In his view, though, there is no returning to hospital business as usual. On the contrary, he said, reform requires "a transformation to a new business model."
"Right now we get paid for what we do," said Dean Swindle, CHI's chief financial officer. "Our business model today is built on [the premise] that the more we do, the better off we are financially." Reform, with its promise to pay for quality rather than quantity, turns that old model on its head. The transformation to the new one will take time, he predicted. "The industry is a big ship, and it takes a while to move that ship."
In Tiscornia's view, time is of the essence. In addition to good cost controls and strong cash positions, hospitals best positioned to survive reform are those with strong governance, good management, "a culture of change and the ability to change" — and to do it quickly. Their rate of internal change must equal the rate of external change, he said. "And this is an era of great external change."
More external change is possible as Congress revisits the law and challenges to it wend their way through the courts. As long as he is in office, President Barack Obama can be counted on to veto any attempt at full repeal. Arrick, for one, said he is going on the assumption that the law will survive as written until 2014.
In that last big year of phase-in, the law will be giving to hospitals with one hand and taking with the other. The gift will come in the form of millions more people with health insurance, the result of the law's mandate, effective that year, that most Americans either buy it or pay a penalty for not doing so. In a response sent by e-mail, Anthony J. Speranzo, senior vice president and chief financial officer for Ascension Health, St. Louis, welcomed that eventuality as "an unprecedented historic step and a recognition that our health care system needs to be more inclusive."
Also in 2014 the federal government will take away by beginning to drastically cut "disproportionate share" payments — reimbursements to hospitals for uncompensated care. The rationale is that there should be less need for it as a result of more people with commercial insurance and the law's expansion of Medicaid. At the same time, the aging U.S. population will mean more Medicare patients.
All told, hospitals in 2014 will be able to draw on larger pools of prospective patients. Arrick predicted, however, that not all hospitals will benefit in the same way — if at all. For the "big safety-net hospitals," the gains in patients may not offset the cuts in Medicare and disproportionate share payments, he said.

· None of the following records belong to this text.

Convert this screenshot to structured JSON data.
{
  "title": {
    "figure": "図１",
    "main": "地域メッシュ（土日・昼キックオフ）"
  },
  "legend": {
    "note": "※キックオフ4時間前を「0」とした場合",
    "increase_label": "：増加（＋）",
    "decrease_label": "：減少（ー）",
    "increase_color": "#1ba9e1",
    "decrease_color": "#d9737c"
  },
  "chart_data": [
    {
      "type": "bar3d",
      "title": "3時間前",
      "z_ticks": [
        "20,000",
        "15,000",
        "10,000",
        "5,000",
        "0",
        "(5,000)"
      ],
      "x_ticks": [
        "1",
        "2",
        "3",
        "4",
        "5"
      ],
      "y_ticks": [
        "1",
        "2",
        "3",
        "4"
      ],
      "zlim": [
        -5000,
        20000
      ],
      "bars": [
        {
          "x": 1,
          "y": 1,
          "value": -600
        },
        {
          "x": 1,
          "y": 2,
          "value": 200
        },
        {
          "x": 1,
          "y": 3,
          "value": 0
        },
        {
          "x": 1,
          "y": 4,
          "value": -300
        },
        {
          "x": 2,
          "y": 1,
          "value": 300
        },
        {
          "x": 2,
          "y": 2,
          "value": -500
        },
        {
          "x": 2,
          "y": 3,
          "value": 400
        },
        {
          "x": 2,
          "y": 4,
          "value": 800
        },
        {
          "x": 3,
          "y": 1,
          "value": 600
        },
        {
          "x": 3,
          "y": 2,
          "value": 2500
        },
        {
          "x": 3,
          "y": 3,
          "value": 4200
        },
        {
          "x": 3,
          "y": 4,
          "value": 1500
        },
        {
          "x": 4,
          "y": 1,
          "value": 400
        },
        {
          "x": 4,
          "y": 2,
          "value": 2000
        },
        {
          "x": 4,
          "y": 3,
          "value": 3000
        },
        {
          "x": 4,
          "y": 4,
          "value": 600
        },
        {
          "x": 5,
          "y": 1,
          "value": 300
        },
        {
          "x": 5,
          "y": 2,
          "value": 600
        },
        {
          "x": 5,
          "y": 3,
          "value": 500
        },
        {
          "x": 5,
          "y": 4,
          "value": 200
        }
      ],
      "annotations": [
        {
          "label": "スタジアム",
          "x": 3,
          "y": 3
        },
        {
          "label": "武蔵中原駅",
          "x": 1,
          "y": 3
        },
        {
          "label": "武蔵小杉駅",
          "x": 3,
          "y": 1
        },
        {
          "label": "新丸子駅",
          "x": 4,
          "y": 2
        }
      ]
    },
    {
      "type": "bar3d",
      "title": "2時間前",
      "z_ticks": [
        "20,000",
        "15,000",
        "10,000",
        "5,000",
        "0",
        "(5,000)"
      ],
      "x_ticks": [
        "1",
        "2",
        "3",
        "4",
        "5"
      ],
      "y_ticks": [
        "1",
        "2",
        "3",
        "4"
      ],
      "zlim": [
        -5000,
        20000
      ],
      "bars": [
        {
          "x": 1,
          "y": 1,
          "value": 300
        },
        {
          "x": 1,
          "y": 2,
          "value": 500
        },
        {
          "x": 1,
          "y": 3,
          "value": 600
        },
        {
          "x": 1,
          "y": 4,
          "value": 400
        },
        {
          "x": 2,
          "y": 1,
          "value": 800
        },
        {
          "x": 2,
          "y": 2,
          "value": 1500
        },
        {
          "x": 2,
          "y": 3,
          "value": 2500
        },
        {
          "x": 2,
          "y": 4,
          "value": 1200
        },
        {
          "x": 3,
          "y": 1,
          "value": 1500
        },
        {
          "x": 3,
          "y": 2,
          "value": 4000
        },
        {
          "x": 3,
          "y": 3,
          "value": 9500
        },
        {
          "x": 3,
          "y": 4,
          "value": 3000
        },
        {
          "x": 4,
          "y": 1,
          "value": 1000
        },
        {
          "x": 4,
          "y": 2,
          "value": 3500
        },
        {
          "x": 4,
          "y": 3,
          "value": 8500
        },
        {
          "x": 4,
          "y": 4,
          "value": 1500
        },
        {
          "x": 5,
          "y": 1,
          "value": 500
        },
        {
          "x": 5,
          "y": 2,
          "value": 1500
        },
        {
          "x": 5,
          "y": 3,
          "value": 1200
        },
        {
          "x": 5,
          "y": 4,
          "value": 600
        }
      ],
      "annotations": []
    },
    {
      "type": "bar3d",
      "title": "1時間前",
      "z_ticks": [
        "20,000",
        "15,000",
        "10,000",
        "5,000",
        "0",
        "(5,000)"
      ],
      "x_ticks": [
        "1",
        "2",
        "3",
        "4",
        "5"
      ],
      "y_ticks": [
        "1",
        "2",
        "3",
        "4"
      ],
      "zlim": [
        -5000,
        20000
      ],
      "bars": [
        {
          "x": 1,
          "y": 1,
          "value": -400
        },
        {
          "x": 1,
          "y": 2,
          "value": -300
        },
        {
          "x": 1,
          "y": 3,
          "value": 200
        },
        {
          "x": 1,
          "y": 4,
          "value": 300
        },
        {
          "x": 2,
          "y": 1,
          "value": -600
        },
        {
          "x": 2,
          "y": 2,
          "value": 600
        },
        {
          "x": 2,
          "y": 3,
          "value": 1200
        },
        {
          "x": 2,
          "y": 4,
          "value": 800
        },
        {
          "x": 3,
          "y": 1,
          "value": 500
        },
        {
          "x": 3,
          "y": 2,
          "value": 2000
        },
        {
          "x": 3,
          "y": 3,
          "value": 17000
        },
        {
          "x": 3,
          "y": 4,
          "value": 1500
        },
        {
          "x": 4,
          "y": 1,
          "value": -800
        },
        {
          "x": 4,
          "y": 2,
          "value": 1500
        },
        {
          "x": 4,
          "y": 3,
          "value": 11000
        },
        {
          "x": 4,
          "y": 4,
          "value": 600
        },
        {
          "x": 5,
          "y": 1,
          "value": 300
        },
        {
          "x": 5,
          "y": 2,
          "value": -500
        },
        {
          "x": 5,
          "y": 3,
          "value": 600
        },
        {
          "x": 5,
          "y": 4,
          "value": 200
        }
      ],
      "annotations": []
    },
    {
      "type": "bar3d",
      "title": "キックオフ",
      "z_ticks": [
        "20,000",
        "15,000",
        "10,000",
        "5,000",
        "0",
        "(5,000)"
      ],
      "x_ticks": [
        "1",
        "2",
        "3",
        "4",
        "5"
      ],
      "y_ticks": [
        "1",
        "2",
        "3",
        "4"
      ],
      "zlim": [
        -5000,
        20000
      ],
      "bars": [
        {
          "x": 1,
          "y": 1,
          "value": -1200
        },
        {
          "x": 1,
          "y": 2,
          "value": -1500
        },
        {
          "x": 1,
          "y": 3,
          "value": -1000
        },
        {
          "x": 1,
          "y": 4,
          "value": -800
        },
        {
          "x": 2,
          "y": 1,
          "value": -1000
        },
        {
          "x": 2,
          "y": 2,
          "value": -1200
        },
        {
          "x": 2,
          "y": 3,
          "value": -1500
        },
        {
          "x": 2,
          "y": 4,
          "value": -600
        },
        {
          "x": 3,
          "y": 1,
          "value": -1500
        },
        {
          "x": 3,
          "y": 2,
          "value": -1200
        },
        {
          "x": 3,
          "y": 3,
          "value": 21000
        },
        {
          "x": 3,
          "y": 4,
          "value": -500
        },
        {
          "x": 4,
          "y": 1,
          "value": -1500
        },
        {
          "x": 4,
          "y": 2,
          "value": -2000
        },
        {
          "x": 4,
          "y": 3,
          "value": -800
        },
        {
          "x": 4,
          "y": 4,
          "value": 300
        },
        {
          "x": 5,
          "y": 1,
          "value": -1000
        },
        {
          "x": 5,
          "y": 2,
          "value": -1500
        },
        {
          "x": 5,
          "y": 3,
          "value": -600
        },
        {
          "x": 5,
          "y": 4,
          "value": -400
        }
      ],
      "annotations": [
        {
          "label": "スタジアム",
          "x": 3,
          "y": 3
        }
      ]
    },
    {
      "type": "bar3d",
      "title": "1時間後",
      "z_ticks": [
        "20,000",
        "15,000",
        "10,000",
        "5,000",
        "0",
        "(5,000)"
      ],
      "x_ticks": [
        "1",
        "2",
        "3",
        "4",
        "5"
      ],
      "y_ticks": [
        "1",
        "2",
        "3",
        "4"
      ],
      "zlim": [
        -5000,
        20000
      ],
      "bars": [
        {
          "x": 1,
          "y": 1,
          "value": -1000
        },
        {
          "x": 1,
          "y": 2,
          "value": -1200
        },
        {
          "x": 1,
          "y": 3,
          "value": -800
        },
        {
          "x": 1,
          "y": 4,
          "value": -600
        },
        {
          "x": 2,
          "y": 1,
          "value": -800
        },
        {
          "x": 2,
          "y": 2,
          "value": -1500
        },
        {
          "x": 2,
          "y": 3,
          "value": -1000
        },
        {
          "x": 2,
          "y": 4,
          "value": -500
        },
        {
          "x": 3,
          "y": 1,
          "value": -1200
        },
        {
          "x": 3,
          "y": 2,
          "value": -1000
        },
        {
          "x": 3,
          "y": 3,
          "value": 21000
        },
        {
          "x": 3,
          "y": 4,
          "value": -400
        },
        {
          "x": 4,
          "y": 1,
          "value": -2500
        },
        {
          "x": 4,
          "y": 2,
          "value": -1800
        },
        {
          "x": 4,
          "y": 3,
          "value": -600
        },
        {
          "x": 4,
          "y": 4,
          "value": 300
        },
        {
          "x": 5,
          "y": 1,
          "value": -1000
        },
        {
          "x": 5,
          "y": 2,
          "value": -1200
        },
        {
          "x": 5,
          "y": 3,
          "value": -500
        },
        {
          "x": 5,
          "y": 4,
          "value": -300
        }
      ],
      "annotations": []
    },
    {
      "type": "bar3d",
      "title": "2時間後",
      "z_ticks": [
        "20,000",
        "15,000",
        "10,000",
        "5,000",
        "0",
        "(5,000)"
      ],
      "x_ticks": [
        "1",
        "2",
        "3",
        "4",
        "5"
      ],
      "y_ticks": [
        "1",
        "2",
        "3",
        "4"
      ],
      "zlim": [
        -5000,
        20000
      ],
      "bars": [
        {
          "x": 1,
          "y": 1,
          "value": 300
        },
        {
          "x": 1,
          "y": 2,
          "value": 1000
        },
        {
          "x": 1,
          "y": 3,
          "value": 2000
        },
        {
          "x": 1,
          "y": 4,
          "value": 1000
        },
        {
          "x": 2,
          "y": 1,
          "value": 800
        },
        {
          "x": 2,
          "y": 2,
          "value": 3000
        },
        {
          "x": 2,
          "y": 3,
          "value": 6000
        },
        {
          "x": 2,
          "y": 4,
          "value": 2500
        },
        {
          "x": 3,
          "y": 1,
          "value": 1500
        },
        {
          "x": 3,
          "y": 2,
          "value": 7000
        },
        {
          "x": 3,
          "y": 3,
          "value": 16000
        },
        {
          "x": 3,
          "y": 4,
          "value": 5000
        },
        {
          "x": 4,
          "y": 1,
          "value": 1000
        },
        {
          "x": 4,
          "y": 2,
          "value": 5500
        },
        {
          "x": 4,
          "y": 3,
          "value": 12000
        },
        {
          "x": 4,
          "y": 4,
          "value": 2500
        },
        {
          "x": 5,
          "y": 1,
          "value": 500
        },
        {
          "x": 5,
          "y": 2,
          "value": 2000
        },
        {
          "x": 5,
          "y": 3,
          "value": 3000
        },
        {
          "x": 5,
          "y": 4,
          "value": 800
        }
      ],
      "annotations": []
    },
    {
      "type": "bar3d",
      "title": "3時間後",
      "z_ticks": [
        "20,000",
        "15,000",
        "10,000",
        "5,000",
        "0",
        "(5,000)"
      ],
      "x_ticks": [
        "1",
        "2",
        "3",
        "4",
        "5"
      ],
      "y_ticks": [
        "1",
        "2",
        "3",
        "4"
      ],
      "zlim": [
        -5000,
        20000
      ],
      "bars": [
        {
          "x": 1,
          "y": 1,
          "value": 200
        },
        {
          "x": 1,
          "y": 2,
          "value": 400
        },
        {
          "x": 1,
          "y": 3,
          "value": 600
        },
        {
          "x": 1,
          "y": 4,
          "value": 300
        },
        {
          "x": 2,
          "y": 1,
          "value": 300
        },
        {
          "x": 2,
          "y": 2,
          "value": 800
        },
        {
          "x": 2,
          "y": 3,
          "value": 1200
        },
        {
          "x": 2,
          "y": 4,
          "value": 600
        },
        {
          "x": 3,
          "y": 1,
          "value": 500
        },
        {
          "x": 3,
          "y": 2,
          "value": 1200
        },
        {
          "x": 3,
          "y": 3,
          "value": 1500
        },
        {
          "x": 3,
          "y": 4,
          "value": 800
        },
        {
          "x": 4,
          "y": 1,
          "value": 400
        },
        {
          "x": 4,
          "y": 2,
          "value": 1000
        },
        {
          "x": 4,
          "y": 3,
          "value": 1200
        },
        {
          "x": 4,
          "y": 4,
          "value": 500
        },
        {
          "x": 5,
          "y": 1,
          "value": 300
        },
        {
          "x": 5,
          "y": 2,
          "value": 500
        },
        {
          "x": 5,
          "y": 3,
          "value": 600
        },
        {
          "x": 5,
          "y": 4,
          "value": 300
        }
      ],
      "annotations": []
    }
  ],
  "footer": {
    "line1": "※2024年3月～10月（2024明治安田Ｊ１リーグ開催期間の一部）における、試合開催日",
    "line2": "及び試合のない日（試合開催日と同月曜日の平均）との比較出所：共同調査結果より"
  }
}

Plus, as he pointed out, the newly insured will have a choice of hospitals and may not be loyal to any one in particular.
Where they choose to go for their care will shake up patient mixes, with even more reform-related financial consequences for all hospitals. Only time will tell what they will be.
SUSAN C. THOMSON is a freelance writer in St. Louis.
Health care Reform's Financial Markers for Hospitals
2011
Hospitals must begin converting to electronic medical records.
2012
January
Providers organized as accountable care organizations (ACOs) may qualify to share in the Medicare savings they realize.
October
Medicare will start imposing financial penalties on hospitals that readmit Medicare patients for preventable reasons within 30 days of discharge after heart failure, a heart attack or a stroke.
Medicare will begin rating hospitals and paying them accordingly for the efficiency and quality of their treatment of certain conditions.
2013
Medicare will start phasing in "bundled" payments, cutting a single, fixed-rate, lump-sum check for each "episode" of patient care, such as a surgery or an illness. Hospitals, physicians and other providers taking part in the patient's treatment will divide the proceeds.
2014
The federal government will begin drastically cutting "disproportionate share" payments — reimbursements to hospitals for uncompensated care.